I heard it's better to be high than low..

.... were the words of a good friend trying to make me laugh before I headed out to a Phish concert, my first outing without one of my parents or siblings since I had been home.  I was phreaking out.  I was all packed up, my meter, test strips, Novolog, Lantus, sandwich, snacks.  However, it turned into one of the most anxious experiences thus far.  For those of you who have never been to one of these shows, well do some research. My dad ended up picking me up in the middle of the show.  Nothing bad happened, I guess it just didn't feel like the most conducive atmosphere at the moment.  Thoughts were racing through my head... would I ever be able to go to a concert again?  Each time my sister and I went to Lord and Taylor or to the supermarket, I would make her drive for fear that I would go low in the middle of the outing.  I was still learning what the signs of a low blood sugar were and would often realize too late, stuffing glucose tablets in my mouth to stop the shaking.  It seemed like this was just the way it would be, waiting for the low to come on, treating them, and getting on with the day.  But no, that didn't seem normal.  After speaking up to the "team", my Lantus dose was decreased and my Insulin:Carb Ratio was down to 1:20.  Rosh Hashanah came and we finally found the right dose! 4 units in the AM, 5 at night.  While it was nice to eliminate the frequent hypoglycemic episodes, I was now having to wake up each morning for a shot and having to remember each evening to give the rest of the dose.  But I was finally starting to feel better, which made it all worth it.

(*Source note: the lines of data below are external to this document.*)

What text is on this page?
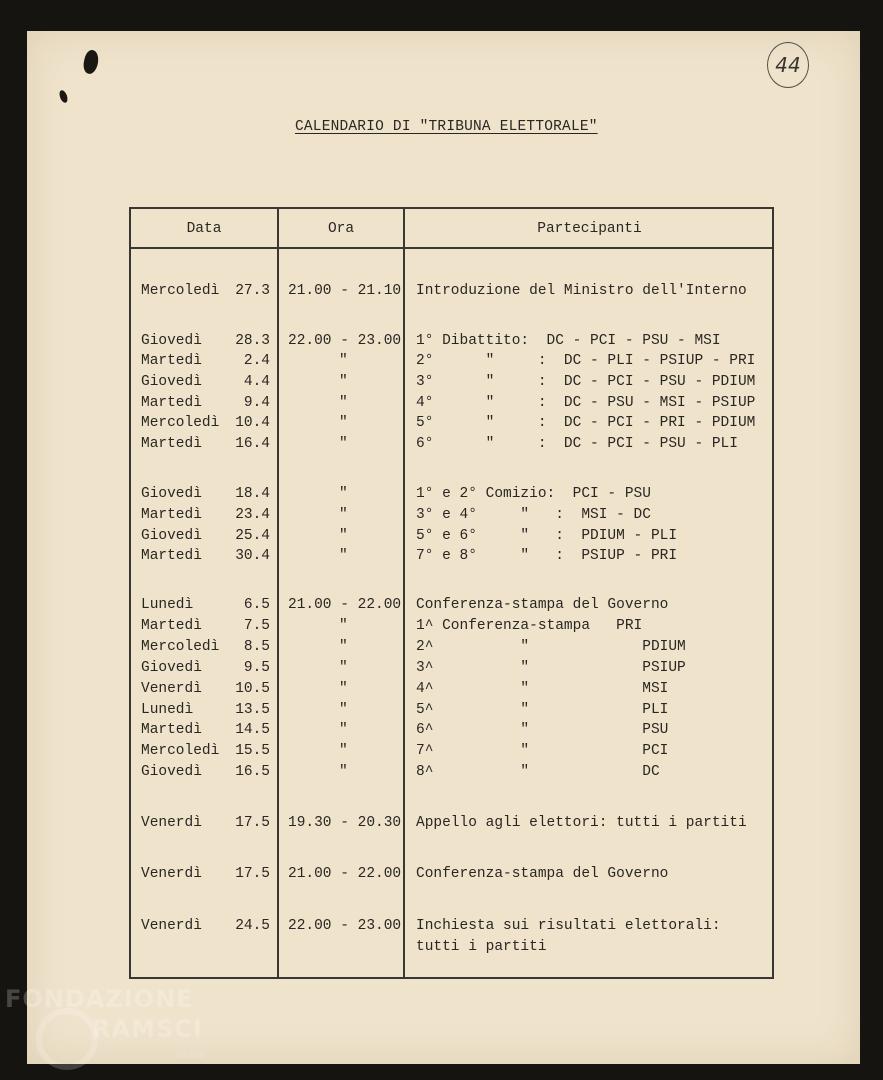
44
CALENDARIO DI "TRIBUNA ELETTORALE"
Data	Ora	Partecipanti
Mercoledì	27.3 21.00 - 21.10 Introduzione del Ministro dell'Interno
Giovedì	28.3 22.00 - 23.00 1° Dibattito:  DC - PCI - PSU - MSI
Martedì	2.4	"	2°      "     :  DC - PLI - PSIUP - PRI
Giovedì	4.4	"	3°      "     :  DC - PCI - PSU - PDIUM
Martedì	9.4	"	4°      "     :  DC - PSU - MSI - PSIUP
Mercoledì	10.4	"	5°      "     :  DC - PCI - PRI - PDIUM
Martedì	16.4	"	6°      "     :  DC - PCI - PSU - PLI
Giovedì	18.4	"	1° e 2° Comizio:  PCI - PSU
Martedì	23.4	"	3° e 4°     "   :  MSI - DC
Giovedì	25.4	"	5° e 6°     "   :  PDIUM - PLI
Martedì	30.4	"	7° e 8°     "   :  PSIUP - PRI
Lunedì	6.5 21.00 - 22.00 Conferenza-stampa del Governo
Martedì	7.5	"	1^ Conferenza-stampa   PRI
Mercoledì	8.5	"	2^          "             PDIUM
Giovedì	9.5	"	3^          "             PSIUP
Venerdì	10.5	"	4^          "             MSI
Lunedì	13.5	"	5^          "             PLI
Martedì	14.5	"	6^          "             PSU
Mercoledì	15.5	"	7^          "             PCI
Giovedì	16.5	"	8^          "             DC
Venerdì	17.5 19.30 - 20.30 Appello agli elettori: tutti i partiti
Venerdì	17.5 21.00 - 22.00 Conferenza-stampa del Governo
Venerdì	24.5 22.00 - 23.00 Inchiesta sui risultati elettorali:
tutti i partiti
FONDAZIONE
RAMSCI
onlus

Moving back to the city and beginning school/work was overwhelming but surprisingly doable.  After my first low in the middle of class, I realized how easily treatable and manageable it would be.  Three glucose tabs, 1..2..3........30.... I'm not shaking anymore.  What if it happens in the middle of an exam?  Don't think about it right now, I'd say to myself.  Each new experience comes and gets handled appropriately and I am realizing that I am able to tackle anything that gets in my way.  The transition back to my apartment was difficult but with two great roommates and lots of friends eager to learn and help made it much easier.  People were putting me in touch with others with diabetes, support groups, and resources to help me in the process.  Each time I would speak to someone that shared in my experience I would find myself feeling better, stronger, and optimistic.  One group in particular that has been especially helpful and I will continue to utilize has been an organization started by a group of girls with Type 1 Diabetes a few years ago.  They hold meetings, online support groups, and planned events so check them out:
act1diabetes.org
This really is manageable.  Good days are great, bad days suck, but overall I'm seeing that it IS going to be ok.  I even went to a Phish concert this month, brought my shots, stayed til the very very end, and had a great time.  You think I sound excited now?  Wait until tomorrow, I'm gonna be totally pumped.